Наше расслоение особого рода. При действительном равенстве возможностей нет сословных перегородок и есть социальные лифты. Каждый может стать миллиардером, бюргером, дауншифтером или бомжом — все претензии к себе. У нас же говорить о равенстве возможностей можно, только сильно привирая и потупив глазки. История успеха в России сегодня — сплошная хроника семейных конфликтов интересов. Сказочные богатства создают люди со сказочными возможностями на ниве госзаказа и госбюджета. Это тоже свобода, но крайне избирательная. Здесь своим (а вовсе не мигрантам) можно все, и им за это ничего не будет. Как говорят на похоронах, «родные и близкие», но уже и целые сословия — друзья, дети, вертикаль, силовики… Здесь наказывают за нарушение не закона, а внутреннего распорядка корпорации, вроде домашних Скрипалей. Странно считать это либеральной идеей и делом рук либералов. Такое возможно только при подавлении свободы, когда страной руководят «руками», разрушая институты.

Триумф регуляторов

Либеральная идея в госрегулировании у нас не умерла, но убита — и при этом постоянно реанимируется теми же добрыми людьми. Точнее гальванизируется, как зомби. Чем я тебя убил, тем я тебя снова и порожу — с тем же эффектом. Либеральная установка воспроизводится не только на словах, но и в проектах. Инициативы власти в сфере оптимизации контроля из года в год повторяют, как мантру, лозунги дебюрократизации. Регуляторную гильотину пропагандируют с лязгом, при этом воспроизводя сугубо либеральную «стратегию дерегулирования» начала 2000-х, пафос реформы техрегулирования и пр. Зампред правительства Константин Чуйченко под камеры докладывает президенту, как идет заточка лезвия и смазка механизма «гильотины», и начальник все это поддерживает и одобряет как свое.

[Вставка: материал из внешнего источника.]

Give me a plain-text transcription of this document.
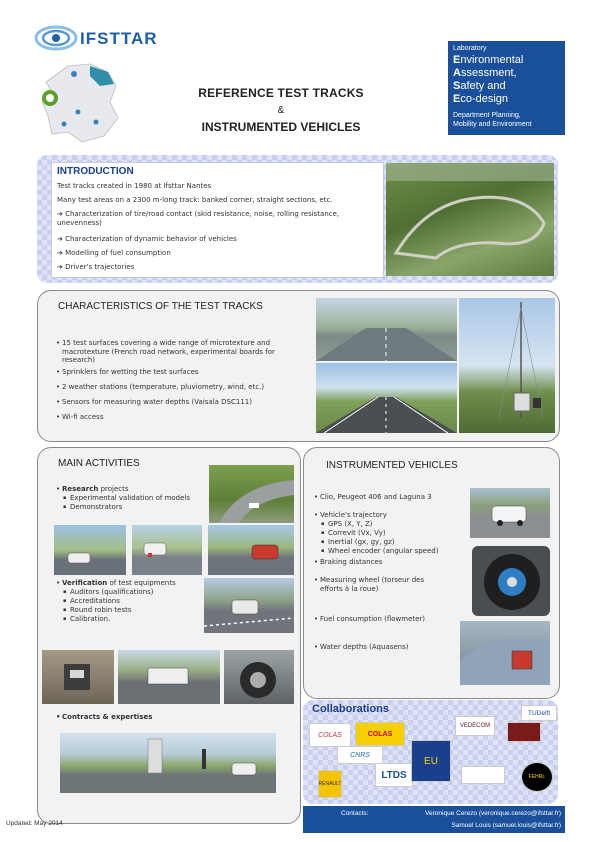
IFSTTAR
REFERENCE TEST TRACKS
&
INSTRUMENTED VEHICLES
Laboratory
Environmental
Assessment,
Safety and
Eco-design
Department Planning,
Mobility and Environment
INTRODUCTION
Test tracks created in 1980 at Ifsttar Nantes
Many test areas on a 2300 m-long track: banked corner, straight sections, etc.
➔ Characterization of tire/road contact (skid resistance, noise, rolling resistance, unevenness)
➔ Characterization of dynamic behavior of vehicles
➔ Modelling of fuel consumption
➔ Driver's trajectories
CHARACTERISTICS OF THE TEST TRACKS
• 15 test surfaces covering a wide range of microtexture and macrotexture (French road network, experimental boards for research)
• Sprinklers for wetting the test surfaces
• 2 weather stations (temperature, pluviometry, wind, etc.)
• Sensors for measuring water depths (Vaisala DSC111)
• Wi-fi access
MAIN ACTIVITIES
• Research projects
▪ Experimental validation of models
▪ Demonstrators
• Verification of test equipments
▪ Auditors (qualifications)
▪ Accreditations
▪ Round robin tests
▪ Calibration.
• Contracts & expertises
INSTRUMENTED VEHICLES
• Clio, Peugeot 406 and Laguna 3
• Vehicle's trajectory
▪ GPS (X, Y, Z)
▪ Correvit (Vx, Vy)
▪ Inertial (gx, gy, gz)
▪ Wheel encoder (angular speed)
• Braking distances
• Measuring wheel (torseur des efforts à la roue)
• Fuel consumption (flowmeter)
• Water depths (Aquasens)
Collaborations
COLAS	COLAS
LTDS
TUDelft
VEDECOM
CNRS
EU
RENAULT
FEHRL
Contacts:	Veronique Cerezo (veronique.cerezo@ifsttar.fr)
Samuel Louis (samuel.louis@ifsttar.fr)
Updated: May 2014
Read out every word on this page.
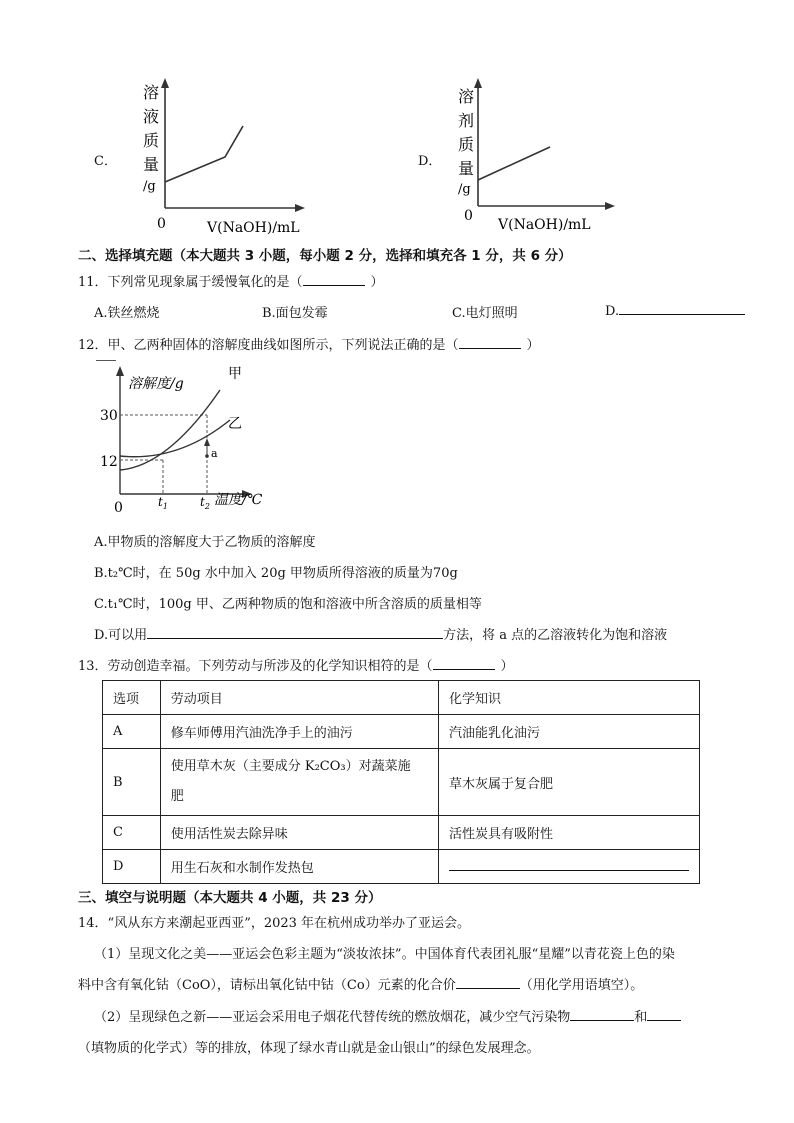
C．
溶
液
质
量
/g
0	V(NaOH)/mL
D．
溶
剂
质
量
/g
0
V(NaOH)/mL
二、选择填充题（本大题共 3 小题，每小题 2 分，选择和填充各 1 分，共 6 分）
11．下列常见现象属于缓慢氧化的是（	）
A.铁丝燃烧	B.面包发霉	C.电灯照明	D.
12．甲、乙两种固体的溶解度曲线如图所示，下列说法正确的是（	）
溶解度/g
温度/℃
0
30
12
甲
乙
a
$t_1$	$t_2$
A.甲物质的溶解度大于乙物质的溶解度
B.t₂℃时，在 50g 水中加入 20g 甲物质所得溶液的质量为70g
C.t₁℃时，100g 甲、乙两种物质的饱和溶液中所含溶质的质量相等
D.可以用	方法，将 a 点的乙溶液转化为饱和溶液
13．劳动创造幸福。下列劳动与所涉及的化学知识相符的是（	）
选项	劳动项目	化学知识
A	修车师傅用汽油洗净手上的油污	汽油能乳化油污
B	使用草木灰（主要成分 K₂CO₃）对蔬菜施
肥	草木灰属于复合肥
C	使用活性炭去除异味	活性炭具有吸附性
D	用生石灰和水制作发热包	
三、填空与说明题（本大题共 4 小题，共 23 分）
14．“风从东方来潮起亚西亚”，2023 年在杭州成功举办了亚运会。
（1）呈现文化之美——亚运会色彩主题为“淡妆浓抹”。中国体育代表团礼服“星耀”以青花瓷上色的染
料中含有氧化钴（CoO），请标出氧化钴中钴（Co）元素的化合价	（用化学用语填空）。
（2）呈现绿色之新——亚运会采用电子烟花代替传统的燃放烟花，减少空气污染物	和
（填物质的化学式）等的排放，体现了绿水青山就是金山银山”的绿色发展理念。
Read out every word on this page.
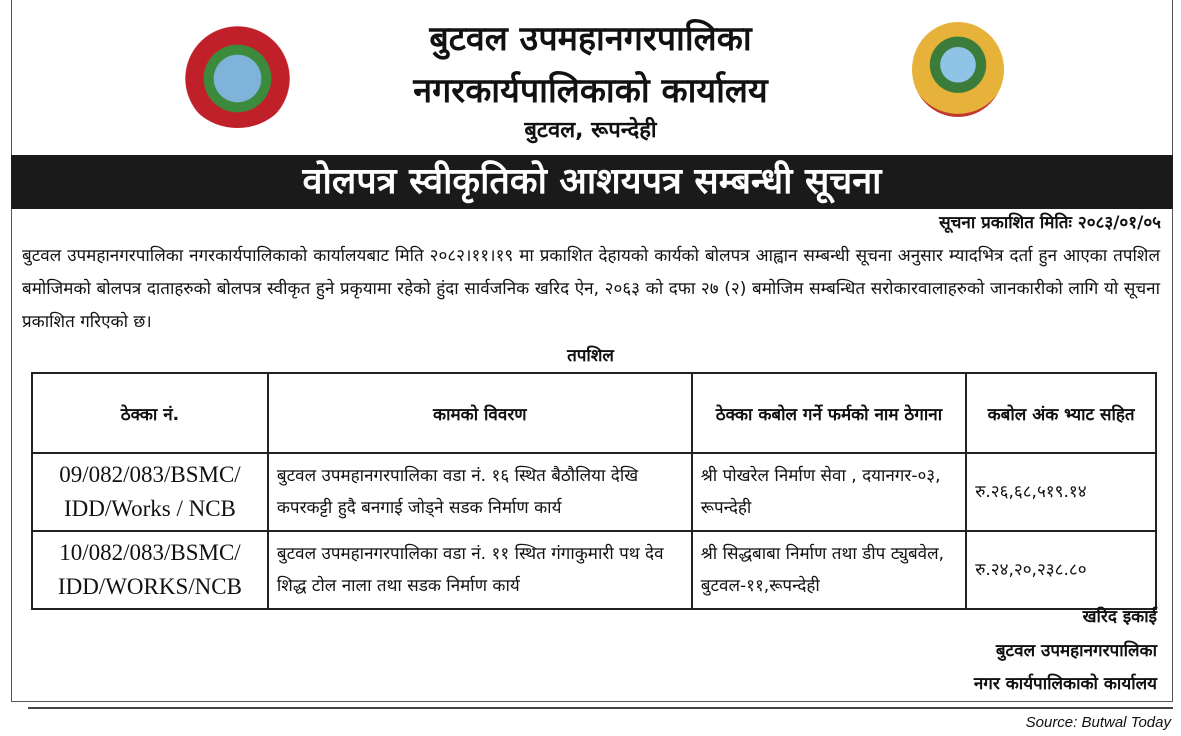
बुटवल उपमहानगरपालिका
नगरकार्यपालिकाको कार्यालय
बुटवल, रूपन्देही
वोलपत्र स्वीकृतिको आशयपत्र सम्बन्धी सूचना
सूचना प्रकाशित मितिः २०८३/०१/०५
बुटवल उपमहानगरपालिका नगरकार्यपालिकाको कार्यालयबाट मिति २०८२।११।१९ मा प्रकाशित देहायको कार्यको बोलपत्र आह्वान सम्बन्धी सूचना अनुसार म्यादभित्र दर्ता हुन आएका तपशिल बमोजिमको बोलपत्र दाताहरुको बोलपत्र स्वीकृत हुने प्रकृयामा रहेको हुंदा सार्वजनिक खरिद ऐन, २०६३ को दफा २७ (२) बमोजिम सम्बन्धित सरोकारवालाहरुको जानकारीको लागि यो सूचना प्रकाशित गरिएको छ।
तपशिल
ठेक्का नं.	कामको विवरण	ठेक्का कबोल गर्ने फर्मको नाम ठेगाना	कबोल अंक भ्याट सहित
09/082/083/BSMC/ IDD/Works / NCB	बुटवल उपमहानगरपालिका वडा नं. १६ स्थित बैठौलिया देखि कपरकट्टी हुदै बनगाई जोड्ने सडक निर्माण कार्य	श्री पोखरेल निर्माण सेवा , दयानगर-०३, रूपन्देही	रु.२६,६८,५१९.१४
10/082/083/BSMC/ IDD/WORKS/NCB	बुटवल उपमहानगरपालिका वडा नं. ११ स्थित गंगाकुमारी पथ देव शिद्ध टोल नाला तथा सडक निर्माण कार्य	श्री सिद्धबाबा निर्माण तथा डीप ट्युबवेल, बुटवल-११,रूपन्देही	रु.२४,२०,२३८.८०
खरिद इकाई
बुटवल उपमहानगरपालिका
नगर कार्यपालिकाको कार्यालय
Source: Butwal Today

Либеральная идея выступает и как принцип, и как рабочий вектор, когда других вариантов просто нет. Экспансия государства в систему собственности и контроля достигла предела неэффективности. Дальше стена.

Если что-то менять, то альтернативы либерализации нет; если ничего не делать, то все само грохнется под тяжестью немыслимой паразитарной надстройки.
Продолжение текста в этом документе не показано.